-
Notifications
You must be signed in to change notification settings - Fork 4.1k
kv: switching from ZONE to REGION survival causes unexpected data movement #63810
Description
When switching from ZONE to REGION survival in a 3 node cluster, only a single snapshot is necessary per range. This is because we switch from a topology that looks like:
region 1: voter (leaseholder), voter, voter
region 2: non-voter
region 3: non-voter
to a topology that looks like:
region 1: voter (leaseholder), voter
region 2: voter, voter
region 3: voter
So if both non-voters are promoted to voters, there should only be one snapshot necessary. Furthermore, we could do something smart about how we send that snapshot to avoid the WAN traffic - #42491. But let's ignore that for now.
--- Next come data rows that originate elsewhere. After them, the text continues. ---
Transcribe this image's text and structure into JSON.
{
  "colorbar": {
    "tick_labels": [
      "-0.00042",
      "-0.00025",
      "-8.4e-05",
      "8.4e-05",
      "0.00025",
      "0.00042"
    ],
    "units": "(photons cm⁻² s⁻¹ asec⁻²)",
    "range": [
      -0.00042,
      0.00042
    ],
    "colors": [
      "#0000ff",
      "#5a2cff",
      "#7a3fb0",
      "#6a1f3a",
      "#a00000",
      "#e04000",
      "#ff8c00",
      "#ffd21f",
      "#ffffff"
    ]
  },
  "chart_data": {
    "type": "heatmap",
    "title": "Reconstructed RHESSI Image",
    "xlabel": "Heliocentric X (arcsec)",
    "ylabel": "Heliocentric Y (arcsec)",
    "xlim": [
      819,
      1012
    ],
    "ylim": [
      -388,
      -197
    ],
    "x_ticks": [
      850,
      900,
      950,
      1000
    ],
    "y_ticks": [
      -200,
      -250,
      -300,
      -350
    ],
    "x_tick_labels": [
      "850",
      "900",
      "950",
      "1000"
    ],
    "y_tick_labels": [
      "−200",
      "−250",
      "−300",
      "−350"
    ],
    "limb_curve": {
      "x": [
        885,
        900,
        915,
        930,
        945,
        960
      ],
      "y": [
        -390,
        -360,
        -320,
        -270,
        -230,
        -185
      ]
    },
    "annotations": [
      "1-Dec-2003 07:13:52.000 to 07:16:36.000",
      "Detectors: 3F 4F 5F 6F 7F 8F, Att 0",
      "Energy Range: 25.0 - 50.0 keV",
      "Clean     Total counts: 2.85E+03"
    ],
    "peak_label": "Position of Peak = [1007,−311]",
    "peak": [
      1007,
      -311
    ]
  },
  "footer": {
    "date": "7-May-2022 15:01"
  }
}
In one of my tests, this is not what I saw. After switching from ZONE to REGION survivability, each range took the following steps:
1. add new voter in region 2
2. add new voter in region 3
3. remove non-voter in region 2
4. remove non-voter in region 3
5. move voter from region 1 to region 2
This resulted in a total of 3 range snapshots all sent over the WAN. This is a decent amount of wasted data movement, given that we had two perfectly good non-voting replicas that we could have promoted. Do we understand why we made these decisions?
r6455_manual_enqueue_logs.txt
r6455 Range _ Debug _ Cockroach Console Before.pdf
r6455 Range _ Debug _ Cockroach Console After.pdf
Here's the log from a second instance that hurts even more because it includes a non-voter that is deleted and then is quickly replaced by a voter on the same node.
Note: this is an inefficiency, but certainly nothing that we need to rush to fix for v21.1.0. Everything still worked, it was just not as optimal as I was hoping.
Jira issue: CRDB-6780